In termini psicologici è un processo di identificazione e separazione, presente in una persona che si definisce e ridefinisce in rapporto alla propria famiglia di origine. In fondo il proprio paese presenta le stesse dinamiche, spesso castranti, della propria famiglia di origine. Che senso ha oggi in un mondo che cambia, in un mondo multietnico, alzare gli steccati all’insegna della difesa della propria identità, della propria cultura? Andare via da Spinazzola non è un fallimento ma una necessità. Conoscete per caso persone che hanno raggiunto la maturità senza costruirsi una vita alternativa a quella proposta dalla propria famiglia di origine? Quale famiglia riconosce al proprio figlio capacità e competenze fino a quando vive sotto il tetto natio? Un figlio non può crescere con la pressione continua del super-io genitoriale.

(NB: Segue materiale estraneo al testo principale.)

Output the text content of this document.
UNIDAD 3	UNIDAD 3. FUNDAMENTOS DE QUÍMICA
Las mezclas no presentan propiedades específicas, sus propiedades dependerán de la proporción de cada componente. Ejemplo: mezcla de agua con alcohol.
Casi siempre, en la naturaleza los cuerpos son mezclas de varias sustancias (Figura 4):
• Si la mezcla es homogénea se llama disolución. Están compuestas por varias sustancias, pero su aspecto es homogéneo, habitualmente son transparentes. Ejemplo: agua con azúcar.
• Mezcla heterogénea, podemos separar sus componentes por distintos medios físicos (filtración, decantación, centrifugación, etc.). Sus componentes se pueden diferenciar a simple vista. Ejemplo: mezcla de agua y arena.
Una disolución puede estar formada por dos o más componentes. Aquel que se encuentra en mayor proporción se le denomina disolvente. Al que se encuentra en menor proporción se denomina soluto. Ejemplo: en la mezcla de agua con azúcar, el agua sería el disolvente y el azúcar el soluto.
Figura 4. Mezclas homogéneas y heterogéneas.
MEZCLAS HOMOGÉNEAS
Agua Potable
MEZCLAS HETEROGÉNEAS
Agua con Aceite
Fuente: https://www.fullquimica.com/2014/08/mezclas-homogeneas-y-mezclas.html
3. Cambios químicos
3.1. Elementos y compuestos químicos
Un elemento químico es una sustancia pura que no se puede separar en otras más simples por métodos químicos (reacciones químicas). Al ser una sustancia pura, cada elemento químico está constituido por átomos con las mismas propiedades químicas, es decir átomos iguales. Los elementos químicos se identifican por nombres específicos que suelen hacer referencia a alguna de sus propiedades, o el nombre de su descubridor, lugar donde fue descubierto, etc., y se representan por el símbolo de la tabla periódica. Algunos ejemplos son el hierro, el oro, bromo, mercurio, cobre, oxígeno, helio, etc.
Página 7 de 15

La nostra è una piccola comunità, non meglio e non peggio di altre piccole comunità del tanto elogiato NORD Italia. Essa forse vive una condizione di maggiore isolamento dai grandi centri, che, per alcuni, non è una condizione solo negativa, ma ha anche dei risvolti positivi. Il bilancio è veramente molto soggettivo: è diversa la valutazione di un giovanissimo, da quella di un bambino, di un pensionato, di un professionista ecc.. Noto a tutti è che l’eco delle novità e delle opportunità arriva fievole e a volte non arriva mai. Alcuni esempi: tanti enti di formazione promuovono corsi su Barletta, Andria, Corato che a Spinazzola non arrivano, neanche come informazione; la percentuale di enti pubblici e società private che assumono personale di Spinazzola è pari a zero o quasi. Un professionista che poi deve seguire incontri, riunioni, e opportunità varie, deve partire e percorrere tanti chilometri con aggravio di spese, rischi, ed isolamento. La soluzione sana sarebbe trasferirsi ed andare via. Questo problema dovrebbe essere affrontato nell’ambito della politica sociale: bisognerebbe promuovere e incentivare chi, pur lavorando fuori, elegge il proprio paese come residenza. In nome dell’identità Culturale si prendono grandi fregature… quindi?
Non ci resta che emigrare per altri lidi!!!